Peça mostra realidade do mundo artístico “por trás do glamour”

Nada de milhões de reais para fazer publicidade de cerveja, vestidos deslumbrantes em tapetes vermelhos, fotos em capas de revistas ou assistentes para fazer as suas vontades. Engana-se quem pensa que a vida de (todo) artista é assim. Principalmente em início de carreira. É comum os iniciantes ouvirem dos amigos e familiares aquela perguntinha irritante: “quando vou te ver na TV?”. O mundo artístico, de fato, é cheio de fantasias no imaginário popular. “Além da Coxia”, novo espetáculo de Ruan Calheiros (de “Formô”), em cartaz no Teatro Henriqueta Brieba, no Tijuca Tênis Clube, revela o lado que pouca gente vê: da dureza e da labuta. “Nós mostramos a vida por trás do glamour”, conta o dramaturgo e diretor. “São situações e questões que os atores irão se identificar e o público leigo sempre quis saber”.

(Foto: Divulgação)

(Foto: Divulgação)

A história se passa em uma república de artistas e aborda, com humor, os bastidores desse universo – os testes, as batalhas, os sonhos, os preconceitos, as injustiças, as brigas. Co-autor do texto com Pedro Mônaco, Ruan compartilhou alguns dos seu próprios questionamentos e dúvidas na peça. “Por exemplo, aceitar alguns trabalhos vestidos de bicho de pelúcia para poder ganhar dinheiro”, aponta ao Teatro em Cena. “Não que seja muito [dinheiro], mas ajuda a se manter na carreira, que exige muita dedicação e nem sempre o retorno, principalmente financeiro, é a altura dos sacrifícios”. É o que não sai nas revistas.

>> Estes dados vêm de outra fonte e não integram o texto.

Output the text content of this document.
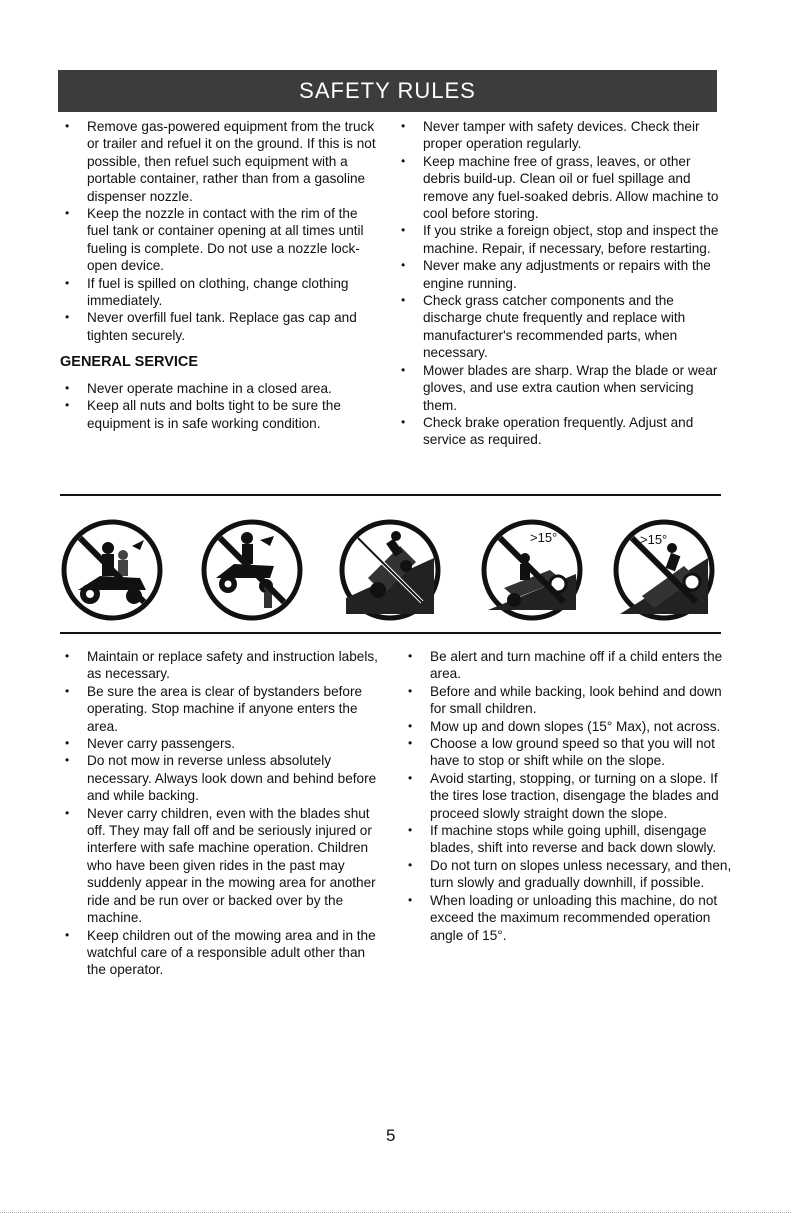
SAFETY RULES
• Remove gas-powered equipment from the truck or trailer and refuel it on the ground. If this is not possible, then refuel such equipment with a portable container, rather than from a gasoline dispenser nozzle.
• Keep the nozzle in contact with the rim of the fuel tank or container opening at all times until fueling is complete. Do not use a nozzle lock-open device.
• If fuel is spilled on clothing, change clothing immediately.
• Never overfill fuel tank. Replace gas cap and tighten securely.
GENERAL SERVICE
• Never operate machine in a closed area.
• Keep all nuts and bolts tight to be sure the equipment is in safe working condition.
• Never tamper with safety devices. Check their proper operation regularly.
• Keep machine free of grass, leaves, or other debris build-up. Clean oil or fuel spillage and remove any fuel-soaked debris. Allow machine to cool before storing.
• If you strike a foreign object, stop and inspect the machine. Repair, if necessary, before restarting.
• Never make any adjustments or repairs with the engine running.
• Check grass catcher components and the discharge chute frequently and replace with manufacturer's recommended parts, when necessary.
• Mower blades are sharp. Wrap the blade or wear gloves, and use extra caution when servicing them.
• Check brake operation frequently. Adjust and service as required.
>15°	>15°
• Maintain or replace safety and instruction labels, as necessary.
• Be sure the area is clear of bystanders before operating. Stop machine if anyone enters the area.
• Never carry passengers.
• Do not mow in reverse unless absolutely necessary. Always look down and behind before and while backing.
• Never carry children, even with the blades shut off. They may fall off and be seriously injured or interfere with safe machine operation. Children who have been given rides in the past may suddenly appear in the mowing area for another ride and be run over or backed over by the machine.
• Keep children out of the mowing area and in the watchful care of a responsible adult other than the operator.
• Be alert and turn machine off if a child enters the area.
• Before and while backing, look behind and down for small children.
• Mow up and down slopes (15° Max), not across.
• Choose a low ground speed so that you will not have to stop or shift while on the slope.
• Avoid starting, stopping, or turning on a slope. If the tires lose traction, disengage the blades and proceed slowly straight down the slope.
• If machine stops while going uphill, disengage blades, shift into reverse and back down slowly.
• Do not turn on slopes unless necessary, and then, turn slowly and gradually downhill, if possible.
• When loading or unloading this machine, do not exceed the maximum recommended operation angle of 15°.
5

Histórias no elenco não faltam. Dos oito atores em cena, três vieram de longe tentar a carreira no Rio de Janeiro, o que obviamente já envolve alguns perrengues. João Acioli, formado em Jornalismo, se mudou de Maceió para a cidade em busca do seu sonho. Deixou para trás a estabilidade familiar. Pablo Sant’Anna, idem: saiu do Recife para o Rio de um dia para o outro, para participar da Escola de Dança Jaime Arôxa. Jhenifer Emerick, outra migrante: deixou a família no Mato Grosso pra tentar a sorte no Rio. Todos foram escolhidos por meio de testes, o que já é uma vitória em cada jornada pessoal.

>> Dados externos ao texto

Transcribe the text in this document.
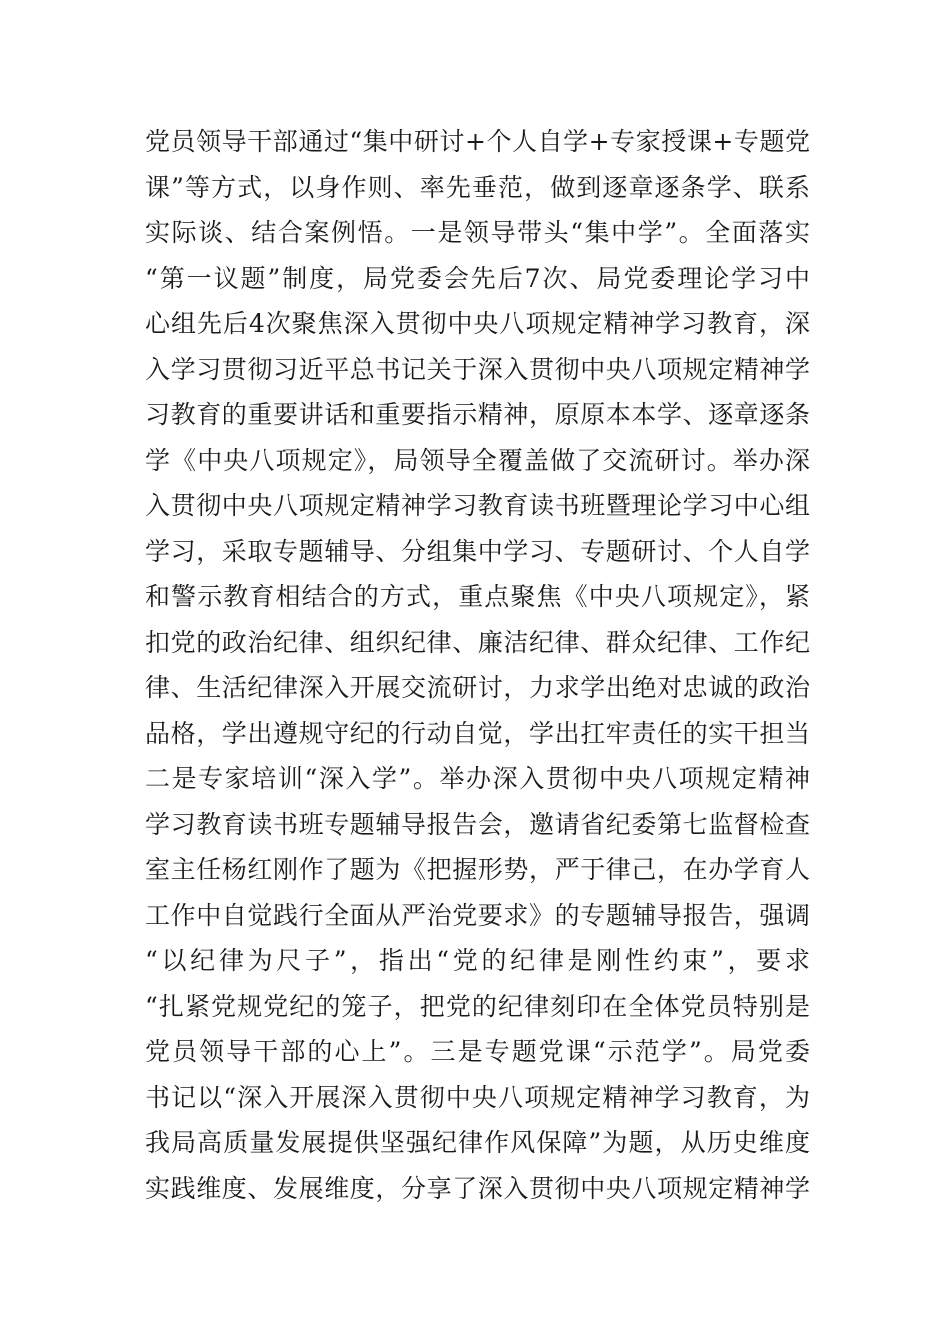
党员领导干部通过“集中研讨+个人自学+专家授课+专题党
课”等方式，以身作则、率先垂范，做到逐章逐条学、联系
实际谈、结合案例悟。一是领导带头“集中学”。全面落实
“第一议题”制度，局党委会先后7次、局党委理论学习中
心组先后4次聚焦深入贯彻中央八项规定精神学习教育，深
入学习贯彻习近平总书记关于深入贯彻中央八项规定精神学
习教育的重要讲话和重要指示精神，原原本本学、逐章逐条
学《中央八项规定》，局领导全覆盖做了交流研讨。举办深
入贯彻中央八项规定精神学习教育读书班暨理论学习中心组
学习，采取专题辅导、分组集中学习、专题研讨、个人自学
和警示教育相结合的方式，重点聚焦《中央八项规定》，紧
扣党的政治纪律、组织纪律、廉洁纪律、群众纪律、工作纪
律、生活纪律深入开展交流研讨，力求学出绝对忠诚的政治
品格，学出遵规守纪的行动自觉，学出扛牢责任的实干担当
二是专家培训“深入学”。举办深入贯彻中央八项规定精神
学习教育读书班专题辅导报告会，邀请省纪委第七监督检查
室主任杨红刚作了题为《把握形势，严于律己，在办学育人
工作中自觉践行全面从严治党要求》的专题辅导报告，强调
“以纪律为尺子”，指出“党的纪律是刚性约束”，要求
“扎紧党规党纪的笼子，把党的纪律刻印在全体党员特别是
党员领导干部的心上”。三是专题党课“示范学”。局党委
书记以“深入开展深入贯彻中央八项规定精神学习教育，为
我局高质量发展提供坚强纪律作风保障”为题，从历史维度
实践维度、发展维度，分享了深入贯彻中央八项规定精神学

– A vida de artista, ao contrário do que pensa a grande massa, é muito distante do glamour e das facilidades. Para se chegar a esse estágio, precisa-se de muita dedicação, empenho, talento, vocação e às vezes um pouco de sorte. – opina Ruan Calheiros – Já presenciei muitos casos de pessoas que começaram a estudar ou tentar ingressar no meio artístico só visando fama e sucesso, e desistiram quando viram a verdadeira realidade da área.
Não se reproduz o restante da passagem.